In effetti, l'art. 1129 c.c. cit. non impone un obbligo di amministrare vero e proprio, come non prevede alcun tipo di sanzione qualora ne risulti eluso il disposto; i condomini - quando sono di numero ridotto (ad esempio, dieci) - potrebbero andare perfettamente d'accordo, risolvendo agevolmente i problemi della gestione condominiale man mano che si presentano; a ben vedere, pur in mancanza di un amministratore, l'assemblea potrebbe egualmente essere convocata (ad iniziativa di ciascun condomino ex art. 66, comma 2, disp. att. c.c.) e, in quella sede, essere utilizzata per “conguagliare” i reciproci rapporti di debito-credito che siano sorti da un'amministrazione disgiunta, senza escludere la possibilità di dare mandato ad uno dei partecipanti di interessarsi di un dato problema una volta che lo stesso si presenti.

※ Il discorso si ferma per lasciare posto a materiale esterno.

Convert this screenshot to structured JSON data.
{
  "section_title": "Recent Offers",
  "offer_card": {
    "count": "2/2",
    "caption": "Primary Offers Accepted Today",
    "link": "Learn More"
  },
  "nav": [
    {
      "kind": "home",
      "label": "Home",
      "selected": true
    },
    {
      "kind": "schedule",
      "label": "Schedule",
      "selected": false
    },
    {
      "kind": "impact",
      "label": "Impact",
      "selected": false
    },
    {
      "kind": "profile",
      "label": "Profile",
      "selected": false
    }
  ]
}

Tuttavia, la legge conferisce all'assemblea dei condomini (e a essa sola) l'attribuzione di eleggere un amministratore, il quale, una volta investito della carica, esercita funzioni e prerogative nell'interesse di coloro (anche della minoranza) che lo hanno nominato; la nomina assembleare, quindi, permette la scelta più congrua, assumendo un rapporto tra mezzo e fine, in relazione alle circostanze e alle esigenze dell'edificio, e quello dell'assemblea rappresenta un potere-dovere, a carattere funzionale, non delegabile, né abdicabile.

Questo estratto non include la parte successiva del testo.